Ernie-5.0: Baidu describes Ernie-5.0’s approach as natively multimodal, meaning it was trained on text, images, audio, and video together rather than fusing different media encoders after training or routing inputs to specialized models. It performs comparably to the similarly multimodal Google Gemini 2.5 or OpenAI GPT-5, according to Baidu.

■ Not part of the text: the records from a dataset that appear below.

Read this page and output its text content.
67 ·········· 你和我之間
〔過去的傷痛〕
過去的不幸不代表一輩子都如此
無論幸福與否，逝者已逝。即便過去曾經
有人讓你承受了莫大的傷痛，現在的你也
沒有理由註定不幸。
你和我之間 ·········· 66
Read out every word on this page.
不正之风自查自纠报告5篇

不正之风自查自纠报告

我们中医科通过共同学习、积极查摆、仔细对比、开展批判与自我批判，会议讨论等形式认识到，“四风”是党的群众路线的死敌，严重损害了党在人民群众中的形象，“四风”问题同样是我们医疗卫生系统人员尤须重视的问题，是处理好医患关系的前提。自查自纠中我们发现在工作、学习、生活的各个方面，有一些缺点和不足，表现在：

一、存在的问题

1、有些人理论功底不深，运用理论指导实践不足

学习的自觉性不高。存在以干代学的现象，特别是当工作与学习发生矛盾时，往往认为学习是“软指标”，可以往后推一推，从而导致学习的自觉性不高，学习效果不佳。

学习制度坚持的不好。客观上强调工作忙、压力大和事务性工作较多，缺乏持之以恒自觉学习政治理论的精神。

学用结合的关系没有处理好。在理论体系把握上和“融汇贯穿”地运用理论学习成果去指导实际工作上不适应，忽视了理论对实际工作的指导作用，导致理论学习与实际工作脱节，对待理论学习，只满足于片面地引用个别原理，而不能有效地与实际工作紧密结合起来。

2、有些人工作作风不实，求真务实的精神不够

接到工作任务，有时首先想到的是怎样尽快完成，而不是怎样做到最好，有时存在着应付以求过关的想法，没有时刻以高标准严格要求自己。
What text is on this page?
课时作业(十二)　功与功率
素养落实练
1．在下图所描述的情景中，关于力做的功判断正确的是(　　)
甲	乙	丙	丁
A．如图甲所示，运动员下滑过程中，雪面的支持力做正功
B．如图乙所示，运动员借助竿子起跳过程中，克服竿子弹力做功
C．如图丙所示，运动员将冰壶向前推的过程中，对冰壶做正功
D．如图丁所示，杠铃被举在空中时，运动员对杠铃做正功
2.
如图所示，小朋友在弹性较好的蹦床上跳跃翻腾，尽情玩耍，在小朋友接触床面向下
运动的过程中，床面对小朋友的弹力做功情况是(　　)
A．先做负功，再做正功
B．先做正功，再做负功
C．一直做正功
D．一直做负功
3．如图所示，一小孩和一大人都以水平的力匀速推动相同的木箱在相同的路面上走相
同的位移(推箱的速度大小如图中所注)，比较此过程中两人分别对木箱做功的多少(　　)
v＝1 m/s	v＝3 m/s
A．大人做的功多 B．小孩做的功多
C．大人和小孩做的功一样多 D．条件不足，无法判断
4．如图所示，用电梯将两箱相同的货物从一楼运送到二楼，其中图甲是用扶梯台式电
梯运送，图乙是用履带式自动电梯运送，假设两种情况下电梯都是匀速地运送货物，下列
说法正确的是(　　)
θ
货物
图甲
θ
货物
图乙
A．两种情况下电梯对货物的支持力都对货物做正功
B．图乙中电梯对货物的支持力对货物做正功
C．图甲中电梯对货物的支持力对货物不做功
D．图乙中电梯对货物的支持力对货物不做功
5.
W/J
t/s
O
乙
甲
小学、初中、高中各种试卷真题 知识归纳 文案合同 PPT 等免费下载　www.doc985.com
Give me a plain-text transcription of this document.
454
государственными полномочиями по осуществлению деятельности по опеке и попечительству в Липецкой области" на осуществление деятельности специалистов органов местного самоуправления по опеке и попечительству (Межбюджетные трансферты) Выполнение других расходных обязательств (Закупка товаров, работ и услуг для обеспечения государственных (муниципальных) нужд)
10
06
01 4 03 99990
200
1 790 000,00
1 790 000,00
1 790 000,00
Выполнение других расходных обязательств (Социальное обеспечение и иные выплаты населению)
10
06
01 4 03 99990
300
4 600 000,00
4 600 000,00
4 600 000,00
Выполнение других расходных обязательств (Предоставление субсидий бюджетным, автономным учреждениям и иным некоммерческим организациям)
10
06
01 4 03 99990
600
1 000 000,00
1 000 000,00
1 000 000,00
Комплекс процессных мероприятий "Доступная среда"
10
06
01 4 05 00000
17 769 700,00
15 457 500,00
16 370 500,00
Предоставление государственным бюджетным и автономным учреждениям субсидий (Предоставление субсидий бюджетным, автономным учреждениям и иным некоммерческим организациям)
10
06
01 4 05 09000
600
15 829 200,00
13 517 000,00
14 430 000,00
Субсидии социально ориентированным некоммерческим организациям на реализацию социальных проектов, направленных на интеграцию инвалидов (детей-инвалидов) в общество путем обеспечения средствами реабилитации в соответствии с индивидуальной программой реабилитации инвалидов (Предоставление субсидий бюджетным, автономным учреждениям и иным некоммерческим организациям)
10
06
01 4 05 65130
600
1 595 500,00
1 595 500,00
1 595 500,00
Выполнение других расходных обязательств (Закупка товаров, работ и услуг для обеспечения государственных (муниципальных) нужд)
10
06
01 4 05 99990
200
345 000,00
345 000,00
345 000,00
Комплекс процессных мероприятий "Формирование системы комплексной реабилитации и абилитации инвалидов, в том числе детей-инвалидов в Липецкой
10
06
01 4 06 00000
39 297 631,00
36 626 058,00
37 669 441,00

  • Input/output: Text, image, audio, and video in (up to 128,000 tokens); text, image, audio, video out (up to 64,000 tokens)
  • Architecture: Mixture-of-experts (MoE) transformer (2.4 trillion parameters total, less than 72 billion active per token)
  • Features: Vision-language-audio understanding, reasoning, agentic planning, tool use
  • Performance: In Baidu’s tests of multimodal reasoning, document understanding, and visual question-answering, the company reports that Ernie-5.0 matched or exceeded OpenAI GPT-5 set to high reasoning and Google Gemini 2.5 Pro. For instance, on OCRBench (document comprehension), DocVQA (document comprehension), and ChartQA (structured data reasoning), Baidu Ernie-5.0 achieved top scores. On MM-AU (multimodal audio understanding) and TUT2017 (acoustic scene classification), it demonstrated competitive performance, Baidu said without publishing specific metrics.
  • Availability: Free web interface, API $0.85/$3.40 per million input/output tokens via Baidu Qianfan
  • Undisclosed: Training data, training methods

Yes, but: Shortly after Ernie-5.0's launch, a developer reported that the model repeatedly called tools even after instruction not to. Baidu acknowledged the issue and said it was fixing it.

 

Why it matters: Ernie-4.5-VL-28B-A3B-Thinking offers top visual reasoning at the fraction of the cost of competing models, and more flexibility for fine-tuning and other commercial customizations. However, the long-awaited Ernie 5.0 appears to fall short of expectations. It matches top models on some visual tasks but stops short of the forefront (including Qwen3-Max and Kimi-K2-Thinking) on leaderboards like LM Arena. Pretraining on text, images, video, and audio together is a relatively fresh approach that could simplify current systems that piece together different encoders and decoders for different media types.

 

We’re thinking: Ernie-5.0 may outperform Gemini 2.5 and GPT-5, but Google and OpenAI have already moved on to Gemini 3 and GPT-5.1!